The relevant code is at 02156

02156:		0 -> c[w]
02157:		c - 1 -> c[m]
02160:		if s2 = 0
02161:		then go to pqo28
02162:		load constant 4
02163:		c + 1 -> c[m]
02164:		if no carry go to pqo24
02165:	pqo27:	load constant 6
02166:	pqo28:	if p # 1
02167:		then go to pqo27
02170:		shift right c[w]
02171:	pqo24:	shift right c[w]

The scheme is identical: register C is zapped and C=0
Then c – 1 -> c[m] makes C=09999999999000
Pointer p is positioned “load constant 4” makes C=09999499999000
And c + 1 -> c[m] finish the job C=09999500000000,
(this is the case of ln(1.00001).

Sometimes this scheme is completed with a few figures loaded from rom, eg.
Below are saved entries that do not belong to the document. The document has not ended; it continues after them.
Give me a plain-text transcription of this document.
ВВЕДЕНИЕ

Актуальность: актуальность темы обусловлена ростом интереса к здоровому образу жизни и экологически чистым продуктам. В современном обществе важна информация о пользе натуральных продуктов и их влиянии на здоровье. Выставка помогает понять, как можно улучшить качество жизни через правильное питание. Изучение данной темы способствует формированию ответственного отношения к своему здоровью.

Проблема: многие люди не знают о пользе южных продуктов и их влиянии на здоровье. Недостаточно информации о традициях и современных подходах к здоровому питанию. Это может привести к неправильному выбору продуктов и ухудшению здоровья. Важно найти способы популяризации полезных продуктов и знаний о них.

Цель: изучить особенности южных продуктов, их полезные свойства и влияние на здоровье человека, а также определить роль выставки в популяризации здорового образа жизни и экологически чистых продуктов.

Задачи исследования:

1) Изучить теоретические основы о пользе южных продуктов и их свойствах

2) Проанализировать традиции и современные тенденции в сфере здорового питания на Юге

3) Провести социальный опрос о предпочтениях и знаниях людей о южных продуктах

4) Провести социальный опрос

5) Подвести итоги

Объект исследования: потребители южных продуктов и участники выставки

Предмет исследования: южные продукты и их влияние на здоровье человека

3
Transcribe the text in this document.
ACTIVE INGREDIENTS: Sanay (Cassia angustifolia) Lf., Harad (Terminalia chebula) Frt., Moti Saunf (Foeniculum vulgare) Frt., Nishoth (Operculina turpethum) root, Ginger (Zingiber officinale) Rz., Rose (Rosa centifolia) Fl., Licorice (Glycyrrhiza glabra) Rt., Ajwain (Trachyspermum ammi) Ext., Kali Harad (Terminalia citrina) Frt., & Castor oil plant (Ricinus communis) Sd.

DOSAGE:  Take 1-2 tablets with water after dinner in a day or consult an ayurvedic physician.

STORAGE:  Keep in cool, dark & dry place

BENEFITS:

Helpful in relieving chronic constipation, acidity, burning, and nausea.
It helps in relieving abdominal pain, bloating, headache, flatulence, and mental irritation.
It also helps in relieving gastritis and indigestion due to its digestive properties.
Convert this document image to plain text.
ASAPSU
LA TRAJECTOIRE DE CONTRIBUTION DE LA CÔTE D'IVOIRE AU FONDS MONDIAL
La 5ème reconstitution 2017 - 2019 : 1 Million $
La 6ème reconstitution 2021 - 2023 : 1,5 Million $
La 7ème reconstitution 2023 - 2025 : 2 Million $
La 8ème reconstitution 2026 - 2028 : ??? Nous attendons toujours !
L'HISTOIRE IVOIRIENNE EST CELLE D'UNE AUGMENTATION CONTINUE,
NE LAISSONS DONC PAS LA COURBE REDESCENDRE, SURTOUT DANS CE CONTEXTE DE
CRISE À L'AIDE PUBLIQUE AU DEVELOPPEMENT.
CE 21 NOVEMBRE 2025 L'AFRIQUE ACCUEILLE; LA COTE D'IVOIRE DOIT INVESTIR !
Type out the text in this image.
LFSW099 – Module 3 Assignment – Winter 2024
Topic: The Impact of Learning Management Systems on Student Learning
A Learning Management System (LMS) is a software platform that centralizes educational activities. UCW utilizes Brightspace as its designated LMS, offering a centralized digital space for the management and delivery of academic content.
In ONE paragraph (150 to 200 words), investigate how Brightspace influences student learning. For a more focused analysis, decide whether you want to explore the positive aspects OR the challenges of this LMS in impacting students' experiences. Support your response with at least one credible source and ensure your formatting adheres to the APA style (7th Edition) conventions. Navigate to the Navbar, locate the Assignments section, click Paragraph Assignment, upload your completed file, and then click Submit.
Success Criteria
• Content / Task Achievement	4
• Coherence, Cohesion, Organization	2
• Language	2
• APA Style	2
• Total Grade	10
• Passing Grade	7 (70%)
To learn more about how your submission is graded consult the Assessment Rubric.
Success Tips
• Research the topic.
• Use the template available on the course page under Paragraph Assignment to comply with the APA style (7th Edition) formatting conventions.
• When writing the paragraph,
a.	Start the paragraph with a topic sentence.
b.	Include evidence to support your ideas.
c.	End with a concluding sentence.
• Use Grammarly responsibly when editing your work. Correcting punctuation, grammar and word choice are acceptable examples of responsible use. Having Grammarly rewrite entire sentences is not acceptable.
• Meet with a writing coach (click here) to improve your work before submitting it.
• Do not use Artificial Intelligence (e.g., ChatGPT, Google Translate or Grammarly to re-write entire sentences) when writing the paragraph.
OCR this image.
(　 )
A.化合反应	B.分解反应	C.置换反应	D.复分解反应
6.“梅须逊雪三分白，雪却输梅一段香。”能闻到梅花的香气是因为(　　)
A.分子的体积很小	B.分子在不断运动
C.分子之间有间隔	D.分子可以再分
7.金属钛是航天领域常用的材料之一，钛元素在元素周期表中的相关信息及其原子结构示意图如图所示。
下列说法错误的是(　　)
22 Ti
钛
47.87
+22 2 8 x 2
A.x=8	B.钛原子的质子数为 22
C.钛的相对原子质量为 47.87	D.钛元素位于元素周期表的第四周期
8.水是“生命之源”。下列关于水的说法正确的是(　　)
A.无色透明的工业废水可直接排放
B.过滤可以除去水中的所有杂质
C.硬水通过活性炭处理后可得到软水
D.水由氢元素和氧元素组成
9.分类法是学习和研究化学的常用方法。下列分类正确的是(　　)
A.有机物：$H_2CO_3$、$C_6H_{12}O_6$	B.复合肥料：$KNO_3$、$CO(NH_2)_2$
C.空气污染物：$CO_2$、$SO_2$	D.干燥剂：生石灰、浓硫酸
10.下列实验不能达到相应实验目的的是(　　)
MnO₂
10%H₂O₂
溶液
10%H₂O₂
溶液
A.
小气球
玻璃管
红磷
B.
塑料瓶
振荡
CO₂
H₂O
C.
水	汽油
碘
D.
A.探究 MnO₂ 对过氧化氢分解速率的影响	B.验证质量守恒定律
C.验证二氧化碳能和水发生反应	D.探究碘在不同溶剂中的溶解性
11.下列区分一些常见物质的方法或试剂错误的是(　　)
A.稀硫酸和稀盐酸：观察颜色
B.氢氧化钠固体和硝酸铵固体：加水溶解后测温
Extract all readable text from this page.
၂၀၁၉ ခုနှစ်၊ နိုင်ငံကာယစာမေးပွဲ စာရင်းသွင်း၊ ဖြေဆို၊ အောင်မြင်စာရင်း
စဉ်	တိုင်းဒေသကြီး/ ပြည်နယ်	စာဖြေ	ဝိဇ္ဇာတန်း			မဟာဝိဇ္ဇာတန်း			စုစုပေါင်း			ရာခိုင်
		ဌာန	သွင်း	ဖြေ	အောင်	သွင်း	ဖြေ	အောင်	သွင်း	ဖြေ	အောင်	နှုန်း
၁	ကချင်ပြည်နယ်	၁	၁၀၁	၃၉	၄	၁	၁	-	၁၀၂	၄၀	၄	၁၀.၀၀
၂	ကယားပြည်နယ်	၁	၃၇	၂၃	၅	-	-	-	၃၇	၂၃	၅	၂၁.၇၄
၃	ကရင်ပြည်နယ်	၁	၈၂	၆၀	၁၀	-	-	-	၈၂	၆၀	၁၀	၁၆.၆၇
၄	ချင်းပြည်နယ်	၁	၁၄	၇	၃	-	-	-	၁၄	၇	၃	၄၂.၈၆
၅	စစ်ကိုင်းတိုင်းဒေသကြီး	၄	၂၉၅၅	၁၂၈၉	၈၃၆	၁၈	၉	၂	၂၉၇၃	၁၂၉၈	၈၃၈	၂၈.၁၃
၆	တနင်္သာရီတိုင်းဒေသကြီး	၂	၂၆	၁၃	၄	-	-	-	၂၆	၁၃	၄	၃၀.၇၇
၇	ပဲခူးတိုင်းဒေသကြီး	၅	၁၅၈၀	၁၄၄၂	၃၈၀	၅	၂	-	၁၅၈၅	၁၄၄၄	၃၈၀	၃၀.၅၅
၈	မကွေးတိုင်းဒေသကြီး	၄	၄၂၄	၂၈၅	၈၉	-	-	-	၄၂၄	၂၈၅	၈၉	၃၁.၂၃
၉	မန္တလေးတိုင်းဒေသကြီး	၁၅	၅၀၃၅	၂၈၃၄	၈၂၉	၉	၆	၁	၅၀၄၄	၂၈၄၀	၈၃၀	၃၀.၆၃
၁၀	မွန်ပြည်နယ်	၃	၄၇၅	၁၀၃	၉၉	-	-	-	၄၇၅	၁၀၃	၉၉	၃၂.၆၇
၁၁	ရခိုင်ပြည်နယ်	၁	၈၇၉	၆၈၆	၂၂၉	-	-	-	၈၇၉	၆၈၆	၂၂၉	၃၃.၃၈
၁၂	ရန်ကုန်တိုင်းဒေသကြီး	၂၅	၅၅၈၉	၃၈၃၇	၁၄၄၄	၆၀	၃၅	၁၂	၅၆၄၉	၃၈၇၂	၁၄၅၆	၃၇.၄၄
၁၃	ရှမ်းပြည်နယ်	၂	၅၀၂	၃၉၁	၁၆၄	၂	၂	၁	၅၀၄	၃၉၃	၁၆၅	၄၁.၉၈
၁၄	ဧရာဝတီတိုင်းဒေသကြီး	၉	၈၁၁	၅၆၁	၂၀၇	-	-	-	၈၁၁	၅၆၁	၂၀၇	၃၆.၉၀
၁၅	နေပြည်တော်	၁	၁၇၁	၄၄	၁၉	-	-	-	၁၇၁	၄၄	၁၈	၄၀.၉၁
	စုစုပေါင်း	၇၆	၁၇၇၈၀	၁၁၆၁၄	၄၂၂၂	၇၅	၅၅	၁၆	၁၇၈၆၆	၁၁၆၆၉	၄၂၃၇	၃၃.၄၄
Ln(1.01) : C=00995033085093.

The case of const arc tan 0.001 and arc tan 0.0001 is simpler only digits “9” and “6”!

That was surely a space saving strategy, but when memory was not so sparse : this code remain (in the Woodstock machines for example).